Впрочем, сочинитель тоже долго не просуществовал. Его сменил злой на весь мир тип, решивший отомстить. А возможно их было двое. Или четверо. Они менялись как в калейдоскопе. Разные рядом с разными людьми. Они отомстили и решили что пора и им умереть, вот только не знали как. Хорошо Карим помог. Карим все понял. Он ведь тоже все время умирает и рождается. Иначе он не может. Иначе он бы сошел с ума. Феникс должен умирать и возрождаться, такова его природа.
Да, Карим таких людей называет фениксами. Они как притицы, возрождающиеся из пепла прошлых жизней.
Сон подобрался как-то незаметно. Подошел на мягких лапах неслышным кошачьим шагом, свернулся клубком над головой и замурлыкал, гася звуки мира. Сон был добрый и ласковый. Он не мучил кошмарами, не задавал вопросов, на которые Тэдэр скорее всего никогда не сможет найти ответы, он просто был и это было лучшее что могло с ним случиться.
Возможно в этом и заключается смысл жизни — просто быть. И незачем задавать миру странные вопросы, незачем изводить себя и окружающих нерешаемыми задачами. Может пора смириться с собственным существованием?
Глава 5
О семье.
Старушка. Добрейшее с виду существо. Только глаза хитрые.
— Уважь бабушку, — голос отлично сочетается с внешностью. Ласковый такой, тихий и мягкий. — Приди. Ничего больше от тебя не потребуется.
Вторая гостья — девчонка. Тоненькая, светловолосая, голубоглазая. Такой себе ангелок. Лет тринадцать, не больше, но уже красавица. Да и умна, похоже. Глупышку бы на переговоры не прислали.
Давно у него не было семьи, чтоб их всех.
— Проклятье, — душевно произнес Тэдэр.
Этих делегатов он обидеть не мог. Не мог их послать далеко и надолго.
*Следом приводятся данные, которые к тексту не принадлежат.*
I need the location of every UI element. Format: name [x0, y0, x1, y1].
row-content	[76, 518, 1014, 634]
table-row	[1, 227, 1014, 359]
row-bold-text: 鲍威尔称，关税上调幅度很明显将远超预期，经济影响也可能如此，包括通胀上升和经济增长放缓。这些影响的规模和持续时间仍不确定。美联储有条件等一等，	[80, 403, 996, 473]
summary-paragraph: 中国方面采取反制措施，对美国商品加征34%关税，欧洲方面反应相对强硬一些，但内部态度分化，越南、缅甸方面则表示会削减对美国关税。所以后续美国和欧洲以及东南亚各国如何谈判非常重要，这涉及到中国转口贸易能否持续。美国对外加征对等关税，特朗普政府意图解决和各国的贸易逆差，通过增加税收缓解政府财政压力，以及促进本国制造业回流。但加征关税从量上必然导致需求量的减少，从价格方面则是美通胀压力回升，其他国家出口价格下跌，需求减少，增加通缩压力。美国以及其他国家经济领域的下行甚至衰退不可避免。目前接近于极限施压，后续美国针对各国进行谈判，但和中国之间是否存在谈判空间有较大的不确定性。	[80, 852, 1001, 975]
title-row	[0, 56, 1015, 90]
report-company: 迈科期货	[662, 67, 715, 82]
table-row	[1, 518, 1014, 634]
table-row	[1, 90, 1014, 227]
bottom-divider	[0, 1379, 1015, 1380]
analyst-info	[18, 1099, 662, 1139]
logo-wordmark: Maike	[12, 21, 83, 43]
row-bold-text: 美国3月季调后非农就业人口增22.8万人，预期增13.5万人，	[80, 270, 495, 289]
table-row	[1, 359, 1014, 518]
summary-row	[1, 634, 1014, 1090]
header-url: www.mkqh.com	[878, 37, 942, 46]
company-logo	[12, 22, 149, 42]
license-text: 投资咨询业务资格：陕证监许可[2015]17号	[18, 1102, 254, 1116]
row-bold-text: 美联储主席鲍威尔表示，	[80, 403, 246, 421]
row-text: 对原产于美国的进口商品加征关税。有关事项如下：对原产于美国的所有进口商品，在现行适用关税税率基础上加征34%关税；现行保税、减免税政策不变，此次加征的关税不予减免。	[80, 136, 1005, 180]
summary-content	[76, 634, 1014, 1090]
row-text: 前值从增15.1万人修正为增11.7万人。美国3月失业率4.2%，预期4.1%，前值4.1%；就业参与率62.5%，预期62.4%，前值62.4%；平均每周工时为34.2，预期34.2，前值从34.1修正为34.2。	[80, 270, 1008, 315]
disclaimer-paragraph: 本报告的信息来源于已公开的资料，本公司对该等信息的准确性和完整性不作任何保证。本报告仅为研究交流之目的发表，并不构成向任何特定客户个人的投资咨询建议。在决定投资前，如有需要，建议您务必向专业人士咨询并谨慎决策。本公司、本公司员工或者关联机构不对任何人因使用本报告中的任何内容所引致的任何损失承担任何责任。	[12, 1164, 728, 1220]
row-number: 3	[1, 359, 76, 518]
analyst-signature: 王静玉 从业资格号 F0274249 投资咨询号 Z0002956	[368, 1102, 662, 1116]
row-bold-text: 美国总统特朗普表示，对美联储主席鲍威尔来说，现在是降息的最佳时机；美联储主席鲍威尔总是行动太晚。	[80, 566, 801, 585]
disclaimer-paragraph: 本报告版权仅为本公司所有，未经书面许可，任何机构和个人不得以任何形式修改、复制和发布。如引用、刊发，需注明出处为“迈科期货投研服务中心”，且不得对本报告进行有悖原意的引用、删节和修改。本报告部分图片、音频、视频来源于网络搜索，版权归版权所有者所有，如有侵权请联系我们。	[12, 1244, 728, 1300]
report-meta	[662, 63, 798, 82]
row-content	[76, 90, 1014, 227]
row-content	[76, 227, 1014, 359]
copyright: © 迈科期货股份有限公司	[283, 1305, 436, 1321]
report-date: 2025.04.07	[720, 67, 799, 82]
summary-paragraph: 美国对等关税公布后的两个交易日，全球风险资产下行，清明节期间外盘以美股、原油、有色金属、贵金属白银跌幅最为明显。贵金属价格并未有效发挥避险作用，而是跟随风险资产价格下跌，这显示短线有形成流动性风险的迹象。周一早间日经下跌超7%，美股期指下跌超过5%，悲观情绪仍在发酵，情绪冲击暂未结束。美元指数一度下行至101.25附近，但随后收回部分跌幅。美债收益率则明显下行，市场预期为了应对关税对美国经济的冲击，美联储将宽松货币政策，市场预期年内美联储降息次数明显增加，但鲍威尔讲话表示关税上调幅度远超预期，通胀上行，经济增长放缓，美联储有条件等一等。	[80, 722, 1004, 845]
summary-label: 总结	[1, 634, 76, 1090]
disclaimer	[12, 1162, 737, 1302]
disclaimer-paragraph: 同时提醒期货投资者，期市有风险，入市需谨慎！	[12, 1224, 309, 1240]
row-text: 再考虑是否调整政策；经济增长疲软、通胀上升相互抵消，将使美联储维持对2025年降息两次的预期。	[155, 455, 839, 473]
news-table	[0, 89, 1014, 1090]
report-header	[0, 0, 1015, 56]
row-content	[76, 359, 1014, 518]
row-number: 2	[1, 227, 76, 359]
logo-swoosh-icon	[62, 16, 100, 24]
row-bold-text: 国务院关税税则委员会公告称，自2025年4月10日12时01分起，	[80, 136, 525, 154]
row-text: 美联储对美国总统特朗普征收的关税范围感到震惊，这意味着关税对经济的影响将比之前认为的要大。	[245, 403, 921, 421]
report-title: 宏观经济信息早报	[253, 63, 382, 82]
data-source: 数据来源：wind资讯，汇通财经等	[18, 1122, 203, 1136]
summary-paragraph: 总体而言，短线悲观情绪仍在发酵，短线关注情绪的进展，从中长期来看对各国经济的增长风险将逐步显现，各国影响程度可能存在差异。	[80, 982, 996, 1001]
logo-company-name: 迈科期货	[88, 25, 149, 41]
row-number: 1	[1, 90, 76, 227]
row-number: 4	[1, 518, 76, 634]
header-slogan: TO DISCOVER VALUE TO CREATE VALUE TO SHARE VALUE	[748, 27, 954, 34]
Не мог грохнуть перед носом дверью, а тем более спустить с лестницы, как вчерашнего настырного дядечку. Даже трусливо спрятаться и не открывать не смог. У старушки был вид великомученицы и она очень серьезно предупредила, что будет сидеть под дверью, пока он не выйдет. Девчонка ее в этом начинании поддержала. Что ему оставалось делать? Хорош бы он был с бабушкой и девочкой под дверью.
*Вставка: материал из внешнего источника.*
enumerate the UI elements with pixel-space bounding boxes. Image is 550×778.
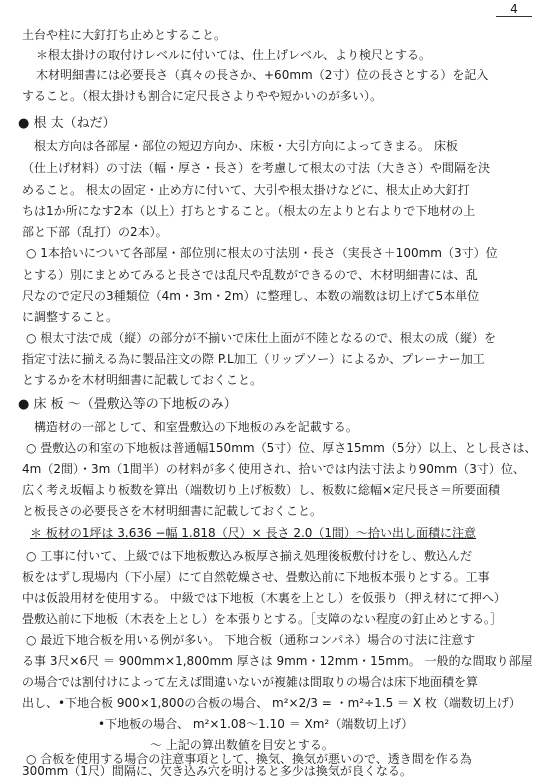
text-line: 出し、•下地合板 900×1,800の合板の場合、 m²×2/3 = ・m²÷1.5 ＝ X 枚（端数切上げ）: [22, 696, 521, 710]
section-heading-nedа: ● 根 太（ねだ）: [18, 116, 116, 131]
text-line: 広く考え坂幅より板数を算出（端数切り上げ板数）し、板数に総幅×定尺長さ＝所要面積: [22, 483, 501, 497]
text-line: 300mm（1尺）間隔に、欠き込み穴を明けると多少は換気が良くなる。: [22, 764, 412, 778]
text-line: とするかを木材明細書に記載しておくこと。: [22, 373, 263, 387]
section-heading-yuka-ita: ● 床 板 〜（畳敷込等の下地板のみ）: [18, 397, 237, 412]
text-line: （仕上げ材料）の寸法（幅・厚さ・長さ）を考慮して根太の寸法（大きさ）や間隔を決: [22, 161, 491, 175]
text-line: 板をはずし現場内（下小屋）にて自然乾燥させ、畳敷込前に下地板本張りとする。工事: [22, 570, 490, 584]
text-line: ＊根太掛けの取付けレベルに付いては、仕上げレベル、より検尺とする。: [36, 48, 432, 62]
text-line: と板長さの必要長さを木材明細書に記載しておくこと。: [22, 504, 323, 518]
text-line: 中は仮設用材を使用する。 中級では下地板（木裏を上とし）を仮張り（押え材にて押へ）: [22, 591, 506, 605]
text-line: ○ 工事に付いて、上級では下地板敷込み板厚さ揃え処理後板敷付けをし、敷込んだ: [26, 549, 473, 563]
text-line: る事 3尺×6尺 ＝ 900mm×1,800mm 厚さは 9mm・12mm・15mm。 一般的な間取り部屋: [22, 654, 533, 668]
text-line: 部と下部（乱打）の2本）。: [22, 225, 168, 239]
text-line: 木材明細書には必要長さ（真々の長さか、+60mm（2寸）位の長さとする）を記入: [36, 68, 489, 82]
text-line: 畳敷込前に下地板（木表を上とし）を本張りとする。［支障のない程度の釘止めとする。］: [22, 612, 503, 626]
text-line: の場合では割付けによって左えば間違いないが複雑は間取りの場合は床下地面積を算: [22, 675, 479, 689]
text-line: ○ 1本拾いについて各部屋・部位別に根太の寸法別・長さ（実長さ＋100mm（3寸）位: [26, 246, 498, 260]
text-line: ○ 最近下地合板を用いる例が多い。 下地合板（通称コンパネ）場合の寸法に注意す: [26, 633, 476, 647]
text-line: 4m（2間）・3m（1間半）の材料が多く使用され、拾いでは内法寸法より90mm（3寸）位、: [22, 462, 525, 476]
text-line: •下地板の場合、 m²×1.08〜1.10 ＝ Xm²（端数切上げ）: [98, 717, 414, 731]
text-line: ちは1か所になす2本（以上）打ちとすること。（根太の左よりと右よりで下地材の上: [22, 204, 476, 218]
text-line: ○ 根太寸法で成（縦）の部分が不揃いで床仕上面が不陸となるので、根太の成（縦）を: [26, 331, 497, 345]
highlighted-note: ＊ 板材の1坪は 3.636 −幅 1.818（尺）× 長さ 2.0（1間）〜拾い出し面積に注意: [30, 526, 477, 540]
text-line: 構造材の一部として、和室畳敷込の下地板のみを記載する。: [34, 420, 358, 434]
text-line: 根太方向は各部屋・部位の短辺方向か、床板・大引方向によってきまる。 床板: [34, 139, 458, 153]
text-line: とする）別にまとめてみると長さでは乱尺や乱数ができるので、木材明細書には、乱: [22, 268, 478, 282]
text-line: ○ 畳敷込の和室の下地板は普通幅150mm（5寸）位、厚さ15mm（5分）以上、とし長さは、: [26, 441, 537, 455]
text-line: 指定寸法に揃える為に製品注文の際 P.L加工（リップソー）によるか、プレーナー加工: [22, 352, 485, 366]
page-number: 4: [496, 2, 532, 17]
text-line: ○ 合板を使用する場合の注意事項として、換気、換気が悪いので、透き間を作る為: [26, 752, 472, 766]
text-line: 〜 上記の算出数値を目安とする。: [150, 738, 334, 752]
text-line: に調整すること。: [22, 310, 119, 324]
text-line: 土台や柱に大釘打ち止めとすること。: [22, 28, 227, 42]
text-line: すること。（根太掛けも割合に定尺長さよりやや短かいのが多い）。: [22, 89, 383, 103]
text-line: 尺なので定尺の3種類位（4m・3m・2m）に整理し、本数の端数は切上げて5本単位: [22, 289, 480, 303]
text-line: めること。 根太の固定・止め方に付いて、大引や根太掛けなどに、根太止め大釘打: [22, 183, 470, 197]
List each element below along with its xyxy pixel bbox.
— Да зачем я вам? — вопрос прозвучал как-то вяло. Сил на то чтобы возмущаться и спорить уже не осталось. Да и особого желания тоже. Понятно ведь, что ничего не докажешь этим упертым родственникам. Вспомнили. Хотелось бы еще понять, с какой радости. Его идиотский героизм понравился?
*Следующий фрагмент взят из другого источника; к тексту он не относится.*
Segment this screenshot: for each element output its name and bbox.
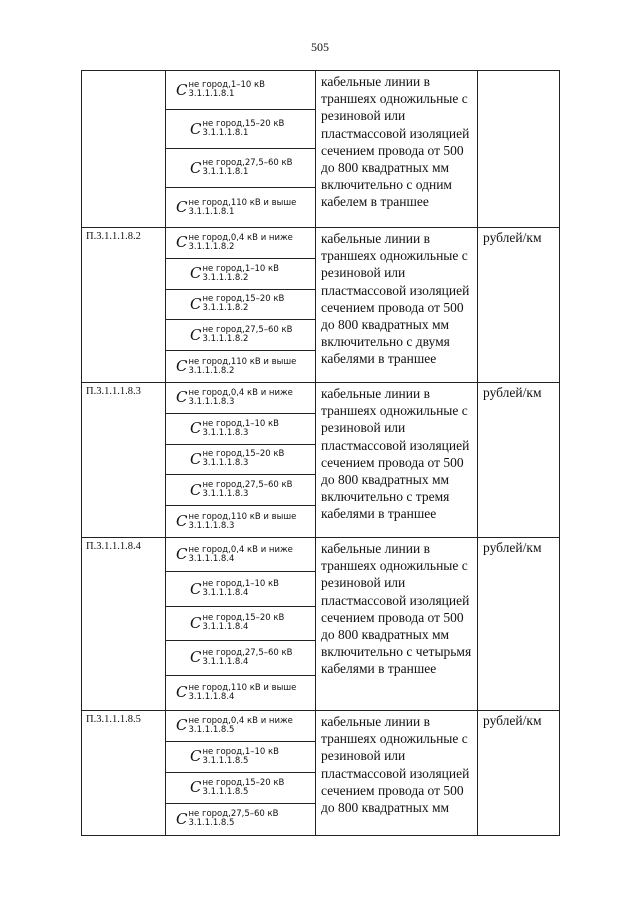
formula-superscript: не город,0,4 кВ и ниже: [188, 232, 293, 243]
formula-entry: [166, 742, 315, 773]
page-number: 505: [311, 40, 329, 54]
formula-superscript: не город,0,4 кВ и ниже: [188, 387, 293, 398]
formula-subscript: 3.1.1.1.8.3: [202, 489, 249, 500]
formula-symbol: C: [190, 449, 202, 468]
formula-entry: [166, 804, 315, 835]
formula-symbol: C: [190, 294, 202, 313]
row-description: кабельные линии в траншеях одножильные с резиновой или пластмассовой изоляцией сечением провода от 500 до 800 квадратных мм включительно с одним кабелем в траншее: [316, 71, 478, 228]
formula-subscript: 3.1.1.1.8.3: [188, 396, 235, 407]
formula-superscript: не город,0,4 кВ и ниже: [188, 715, 293, 726]
formula-symbol: C: [190, 648, 202, 667]
table-row: [82, 228, 560, 383]
formula-superscript: не город,15–20 кВ: [202, 449, 285, 460]
formula-superscript: не город,27,5–60 кВ: [188, 809, 279, 820]
formula-entry: [166, 290, 315, 321]
formula-entry: [166, 676, 315, 710]
row-description: кабельные линии в траншеях одножильные с резиновой или пластмассовой изоляцией сечением провода от 500 до 800 квадратных мм включительно с двумя кабелями в траншее: [316, 228, 478, 383]
formula-symbol: C: [190, 480, 202, 499]
formula-symbol: C: [176, 357, 188, 376]
formula-superscript: не город,15–20 кВ: [202, 613, 285, 624]
formula-entry: [166, 414, 315, 445]
formula-superscript: не город,15–20 кВ: [202, 777, 285, 788]
formula-symbol: C: [190, 747, 202, 766]
row-unit: [478, 71, 560, 228]
formula-entry: [166, 149, 315, 188]
row-code: П.3.1.1.1.8.5: [82, 710, 166, 835]
row-description: кабельные линии в траншеях одножильные с резиновой или пластмассовой изоляцией сечением провода от 500 до 800 квадратных мм включительно с четырьмя кабелями в траншее: [316, 537, 478, 710]
formula-subscript: 3.1.1.1.8.2: [202, 303, 249, 314]
formula-symbol: C: [176, 545, 188, 564]
formula-cell: [166, 710, 316, 835]
formula-superscript: не город,110 кВ и выше: [188, 356, 297, 367]
formula-subscript: 3.1.1.1.8.4: [202, 588, 249, 599]
table-row: [82, 382, 560, 537]
formula-entry: [166, 188, 315, 227]
formula-entry: [166, 445, 315, 476]
row-unit: рублей/км: [478, 228, 560, 383]
formula-entry: [166, 711, 315, 742]
formula-subscript: 3.1.1.1.8.1: [202, 167, 249, 177]
formula-superscript: не город,27,5–60 кВ: [202, 325, 293, 336]
row-code: [82, 71, 166, 228]
formula-subscript: 3.1.1.1.8.1: [188, 89, 235, 99]
formula-superscript: не город,0,4 кВ и ниже: [188, 544, 293, 555]
formula-subscript: 3.1.1.1.8.5: [202, 755, 249, 766]
formula-symbol: C: [176, 198, 188, 216]
formula-entry: [166, 572, 315, 606]
formula-subscript: 3.1.1.1.8.3: [202, 458, 249, 469]
formula-entry: [166, 773, 315, 804]
formula-subscript: 3.1.1.1.8.2: [202, 272, 249, 283]
formula-subscript: 3.1.1.1.8.5: [188, 724, 235, 735]
formula-cell: [166, 71, 316, 228]
formula-symbol: C: [176, 233, 188, 252]
formula-subscript: 3.1.1.1.8.1: [188, 206, 235, 217]
formula-symbol: C: [176, 809, 188, 828]
formula-entry: [166, 351, 315, 382]
formula-superscript: не город,1–10 кВ: [202, 579, 279, 590]
table-body: [82, 71, 560, 836]
formula-entry: [166, 259, 315, 290]
formula-superscript: не город,27,5–60 кВ: [202, 647, 293, 658]
formula-subscript: 3.1.1.1.8.4: [188, 691, 235, 702]
formula-entry: [166, 320, 315, 351]
formula-subscript: 3.1.1.1.8.4: [202, 622, 249, 633]
formula-entry: [166, 71, 315, 110]
row-code: П.3.1.1.1.8.2: [82, 228, 166, 383]
formula-subscript: 3.1.1.1.8.1: [202, 128, 249, 138]
formula-superscript: не город,1–10 кВ: [202, 746, 279, 757]
formula-symbol: C: [176, 80, 188, 99]
formula-subscript: 3.1.1.1.8.5: [188, 818, 235, 829]
formula-symbol: C: [190, 325, 202, 344]
formula-superscript: не город,15–20 кВ: [202, 119, 285, 129]
formula-entry: [166, 538, 315, 572]
formula-symbol: C: [176, 512, 188, 531]
formula-subscript: 3.1.1.1.8.3: [202, 427, 249, 438]
row-description: кабельные линии в траншеях одножильные с резиновой или пластмассовой изоляцией сечением провода от 500 до 800 квадратных мм: [316, 710, 478, 835]
formula-symbol: C: [190, 579, 202, 598]
formula-entry: [166, 383, 315, 414]
formula-superscript: не город,110 кВ и выше: [188, 682, 297, 693]
formula-superscript: не город,1–10 кВ: [202, 263, 279, 274]
formula-symbol: C: [190, 119, 202, 138]
row-code: П.3.1.1.1.8.4: [82, 537, 166, 710]
formula-subscript: 3.1.1.1.8.4: [188, 553, 235, 564]
formula-cell: [166, 537, 316, 710]
table-row: [82, 71, 560, 228]
formula-cell: [166, 228, 316, 383]
formula-symbol: C: [190, 419, 202, 438]
formula-superscript: не город,27,5–60 кВ: [202, 480, 293, 491]
formula-entry: [166, 110, 315, 149]
row-unit: рублей/км: [478, 710, 560, 835]
formula-subscript: 3.1.1.1.8.5: [202, 786, 249, 797]
formula-subscript: 3.1.1.1.8.4: [202, 656, 249, 667]
formula-symbol: C: [190, 158, 202, 177]
formula-symbol: C: [176, 683, 188, 702]
formula-superscript: не город,1–10 кВ: [202, 418, 279, 429]
formula-subscript: 3.1.1.1.8.2: [188, 365, 235, 376]
formula-cell: [166, 382, 316, 537]
row-code: П.3.1.1.1.8.3: [82, 382, 166, 537]
formula-entry: [166, 607, 315, 641]
formula-superscript: не город,15–20 кВ: [202, 294, 285, 305]
formula-subscript: 3.1.1.1.8.2: [202, 334, 249, 345]
formula-symbol: C: [190, 613, 202, 632]
row-description: кабельные линии в траншеях одножильные с резиновой или пластмассовой изоляцией сечением провода от 500 до 800 квадратных мм включительно с тремя кабелями в траншее: [316, 382, 478, 537]
formula-entry: [166, 506, 315, 537]
table-row: [82, 537, 560, 710]
tariff-table: [81, 70, 560, 836]
formula-subscript: 3.1.1.1.8.3: [188, 520, 235, 531]
formula-symbol: C: [176, 716, 188, 735]
row-unit: рублей/км: [478, 537, 560, 710]
row-unit: рублей/км: [478, 382, 560, 537]
formula-subscript: 3.1.1.1.8.2: [188, 241, 235, 252]
formula-entry: [166, 228, 315, 259]
formula-symbol: C: [176, 388, 188, 407]
formula-symbol: C: [190, 264, 202, 283]
formula-symbol: C: [190, 778, 202, 797]
formula-superscript: не город,110 кВ и выше: [188, 197, 297, 208]
formula-superscript: не город,1–10 кВ: [188, 80, 265, 90]
formula-entry: [166, 641, 315, 675]
table-row: [82, 710, 560, 835]
formula-superscript: не город,27,5–60 кВ: [202, 158, 293, 168]
formula-superscript: не город,110 кВ и выше: [188, 511, 297, 522]
formula-entry: [166, 475, 315, 506]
— Ты мой правнук, — подчеркнуто вежливо сказала старушка.
Тэдэр поскреб шрам на щеке и печально вздохнул.
Да-да, правнук. Именно об обретении еще одного правнука эта старушка и мечтала несколько последних лет.
Девочка очень внимательно проследила за его рукой. Она с первого взгляда прилипла взглядом к безобразию на его физиономии, и глаза отводила с видимым усилием. Шрам был хорошим, настоящим. Тэдэру пришлось подтвердить свою родословную чтобы его заполучить. Никто кроме вечных странников такие делать не умел, не знали рецепта дряни, которой шрамы красили. Тэдэр тоже не знал. Да и не хотел знать. Важно другое. Эта чуть выгнутая полоска от уха до центра щеки знак принадлежности. Знак того, что в тот момент он хотя бы кому-нибудь был нужен. А еще она начинает чесаться при малейшем признаке болезни, точнее целого списка заболеваний, большинство из которых носят вирусный характер.
Шрам странный, почти черный и черты лица не искажает. Когда его делали было больно. А делали долго, почти три недели по пятнадцать минут в день. А Тэдэр терпел. Боль тогда не имела значения. Ничто тогда не имело значение. Он думал о себе и обо всем, что с ним успело произойти. Долго думал, упрямо. А по окончании размышлений попросил нарисовать у себя на лице еще две полосы. Он решил мстить.
Те две полоски убрали с лица незадолго до обретения статуса заключенного. Хотя Тэдэр и не получил того, чего ожидал. Месть не принесла спокойствия. Все стало еще хуже. Еще запутанней и бессмысленней.